UPDATE: 18 May 2017
Hundreds of thousands of refugees have fled to northern Uganda since July 2016, following renewed violence in South Sudan. Over 630,000 refugees have since arrived in Uganda and thousands continue to arrive every week, bringing the total number of South Sudanese refugees and asylum-seekers to over 900,000.
This makes Uganda the largest hosting country for South Sudanese refugees, and also the largest refugee hosting country in Africa. Some 86 per cent of the South Sudanese refugees in Uganda are women and children under 18.
MSF started its emergency response in July 2016 in Adjumani. Currently MSF is working in four refugee settlements – Bidi Bidi, Imvepi, Palorinya and Rhino – providing inpatient and outpatient medical care, maternity care and nutritional care, and conducting community health surveillance and water and sanitation activities.
Access to water is one of the biggest issues in the refugee settlements and MSF has been scaling up operations in water support. In Ofua zones in Rhino, people received around 4.6 litres per person per day in April. In Palorinya, MSF produces average of 2 million litres per day from the River Nile, supporting over 100,000 people.

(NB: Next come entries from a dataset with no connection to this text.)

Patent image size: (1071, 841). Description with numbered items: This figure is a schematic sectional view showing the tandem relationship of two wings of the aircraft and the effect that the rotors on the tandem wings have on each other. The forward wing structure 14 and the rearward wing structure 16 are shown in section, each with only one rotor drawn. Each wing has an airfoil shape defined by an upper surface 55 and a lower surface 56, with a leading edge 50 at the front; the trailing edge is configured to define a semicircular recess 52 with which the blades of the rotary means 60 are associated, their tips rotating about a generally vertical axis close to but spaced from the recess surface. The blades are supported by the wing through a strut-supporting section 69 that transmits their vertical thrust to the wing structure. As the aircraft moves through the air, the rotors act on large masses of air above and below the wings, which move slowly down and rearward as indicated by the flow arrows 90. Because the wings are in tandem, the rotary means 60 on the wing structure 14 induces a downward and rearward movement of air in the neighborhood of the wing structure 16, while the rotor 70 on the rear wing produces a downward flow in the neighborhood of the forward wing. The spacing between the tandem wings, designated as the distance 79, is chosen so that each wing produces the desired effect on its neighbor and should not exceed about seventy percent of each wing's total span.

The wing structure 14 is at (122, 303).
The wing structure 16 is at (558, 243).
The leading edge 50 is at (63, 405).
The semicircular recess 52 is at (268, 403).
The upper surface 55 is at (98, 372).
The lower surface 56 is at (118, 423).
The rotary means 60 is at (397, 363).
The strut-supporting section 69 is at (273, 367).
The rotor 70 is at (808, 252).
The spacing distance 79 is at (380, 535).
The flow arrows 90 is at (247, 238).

During the month of April 2017, MSF provided 25,775 outpatient consultations, treated 3,307 cases of malaria and produced over 50 million litres of water.
Activities 2015 International Activity Report
At the end of 2015, MSF opened a new project in Kasese district, southwest Uganda.

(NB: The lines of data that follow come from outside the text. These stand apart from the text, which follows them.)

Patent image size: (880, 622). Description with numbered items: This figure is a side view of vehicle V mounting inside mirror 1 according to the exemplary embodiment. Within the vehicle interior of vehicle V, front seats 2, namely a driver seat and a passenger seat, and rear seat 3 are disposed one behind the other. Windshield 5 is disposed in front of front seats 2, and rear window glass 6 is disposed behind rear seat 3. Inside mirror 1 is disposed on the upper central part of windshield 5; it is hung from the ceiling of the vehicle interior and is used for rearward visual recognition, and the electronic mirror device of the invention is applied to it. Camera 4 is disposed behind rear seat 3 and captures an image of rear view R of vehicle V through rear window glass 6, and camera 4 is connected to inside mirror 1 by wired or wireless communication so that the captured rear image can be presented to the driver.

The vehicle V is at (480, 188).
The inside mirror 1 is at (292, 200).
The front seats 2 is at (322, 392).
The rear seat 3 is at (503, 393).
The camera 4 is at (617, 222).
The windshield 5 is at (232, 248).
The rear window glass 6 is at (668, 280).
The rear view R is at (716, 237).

This project focused on access to healthcare for adolescents and the fishing communities on lakes George and Edward. Both groups are particularly vulnerable to HIV and other sexually transmitted diseases. Activities are run in complete integration with the public health system.

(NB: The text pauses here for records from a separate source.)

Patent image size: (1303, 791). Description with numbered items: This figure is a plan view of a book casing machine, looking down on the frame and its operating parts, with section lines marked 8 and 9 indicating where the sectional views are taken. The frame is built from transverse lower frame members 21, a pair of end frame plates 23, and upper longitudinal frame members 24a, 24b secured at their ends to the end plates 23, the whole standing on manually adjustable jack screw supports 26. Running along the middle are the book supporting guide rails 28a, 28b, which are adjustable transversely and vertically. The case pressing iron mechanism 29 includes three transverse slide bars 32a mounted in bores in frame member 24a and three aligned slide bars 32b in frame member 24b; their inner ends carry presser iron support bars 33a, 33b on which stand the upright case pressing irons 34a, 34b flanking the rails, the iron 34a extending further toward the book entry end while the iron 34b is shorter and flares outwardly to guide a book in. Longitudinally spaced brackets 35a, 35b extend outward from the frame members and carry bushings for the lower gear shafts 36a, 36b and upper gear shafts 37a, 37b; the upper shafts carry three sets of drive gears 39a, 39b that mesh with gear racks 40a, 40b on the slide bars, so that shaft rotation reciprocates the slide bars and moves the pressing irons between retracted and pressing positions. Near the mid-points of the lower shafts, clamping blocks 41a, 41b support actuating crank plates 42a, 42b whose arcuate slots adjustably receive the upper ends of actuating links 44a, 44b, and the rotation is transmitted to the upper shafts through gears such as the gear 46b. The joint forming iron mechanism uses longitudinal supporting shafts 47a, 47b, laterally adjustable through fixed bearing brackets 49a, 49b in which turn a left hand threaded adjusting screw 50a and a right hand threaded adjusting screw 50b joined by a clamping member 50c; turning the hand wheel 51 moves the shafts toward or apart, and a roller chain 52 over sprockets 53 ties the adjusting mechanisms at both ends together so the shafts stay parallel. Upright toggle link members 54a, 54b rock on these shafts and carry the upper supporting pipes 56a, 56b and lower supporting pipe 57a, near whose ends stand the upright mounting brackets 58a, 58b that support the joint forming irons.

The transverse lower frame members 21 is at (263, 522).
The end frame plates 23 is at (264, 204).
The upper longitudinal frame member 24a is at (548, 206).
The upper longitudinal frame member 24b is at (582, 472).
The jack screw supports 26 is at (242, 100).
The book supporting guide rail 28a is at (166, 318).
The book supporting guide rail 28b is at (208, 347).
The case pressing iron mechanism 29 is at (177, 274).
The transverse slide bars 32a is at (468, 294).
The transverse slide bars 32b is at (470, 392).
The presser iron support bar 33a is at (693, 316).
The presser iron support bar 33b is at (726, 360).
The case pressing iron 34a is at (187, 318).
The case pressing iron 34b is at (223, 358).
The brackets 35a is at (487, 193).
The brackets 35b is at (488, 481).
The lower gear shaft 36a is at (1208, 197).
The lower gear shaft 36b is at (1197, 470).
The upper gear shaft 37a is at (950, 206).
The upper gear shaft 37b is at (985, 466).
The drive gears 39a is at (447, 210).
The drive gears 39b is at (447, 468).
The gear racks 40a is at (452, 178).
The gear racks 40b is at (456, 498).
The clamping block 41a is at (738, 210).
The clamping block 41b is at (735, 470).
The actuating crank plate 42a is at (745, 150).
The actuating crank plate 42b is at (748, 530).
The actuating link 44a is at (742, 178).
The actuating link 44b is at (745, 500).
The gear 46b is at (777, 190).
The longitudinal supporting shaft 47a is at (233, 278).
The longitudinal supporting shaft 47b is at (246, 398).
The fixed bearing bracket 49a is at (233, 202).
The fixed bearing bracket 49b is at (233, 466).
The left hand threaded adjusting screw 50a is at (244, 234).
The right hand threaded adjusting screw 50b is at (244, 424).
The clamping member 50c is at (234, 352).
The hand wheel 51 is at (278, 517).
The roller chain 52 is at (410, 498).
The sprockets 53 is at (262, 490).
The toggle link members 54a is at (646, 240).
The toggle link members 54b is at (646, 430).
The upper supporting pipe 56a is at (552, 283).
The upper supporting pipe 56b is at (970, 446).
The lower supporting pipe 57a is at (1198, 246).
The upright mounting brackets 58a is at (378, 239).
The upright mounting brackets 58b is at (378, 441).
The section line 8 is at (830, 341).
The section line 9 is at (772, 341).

Since 2013, MSF has supported the HIV laboratory in Arua district, and has introduced devices to measure CD4 and viral load as part of a UNITAID-funded project. In 2015, MSF started offering early infant diagnosis to test babies born to HIV-positive mothers so that they can start antiretroviral (ARV) treatment as quickly as possible, if necessary. MSF is also supporting genotyping tests, which identify resistance to second-line ARVs.
Response to a malaria outbreak
MSF conducted an epidemiological assessment in Kole, Apach and Oyam districts, and at the request of the Ministry of Health, donated more than 81,000 treatments for malaria and supported case management in health centres in two districts and a hospital in Kole. Teams also ran mobile clinics and referred patients to Lira regional hospital when required. Over five months, 63,000 patients with malaria were treated in the districts supported by MSF.
In July, MSF handed over the outpatient, inpatient and maternity care services it had been providing for South Sudanese refugees in Adjumani district since January 2014 to Medical Teams International. Between January and July, more than 48,600 consultations were carried out, and 574 patients were admitted to hospital.
Year MSF first worked in the country: 1986.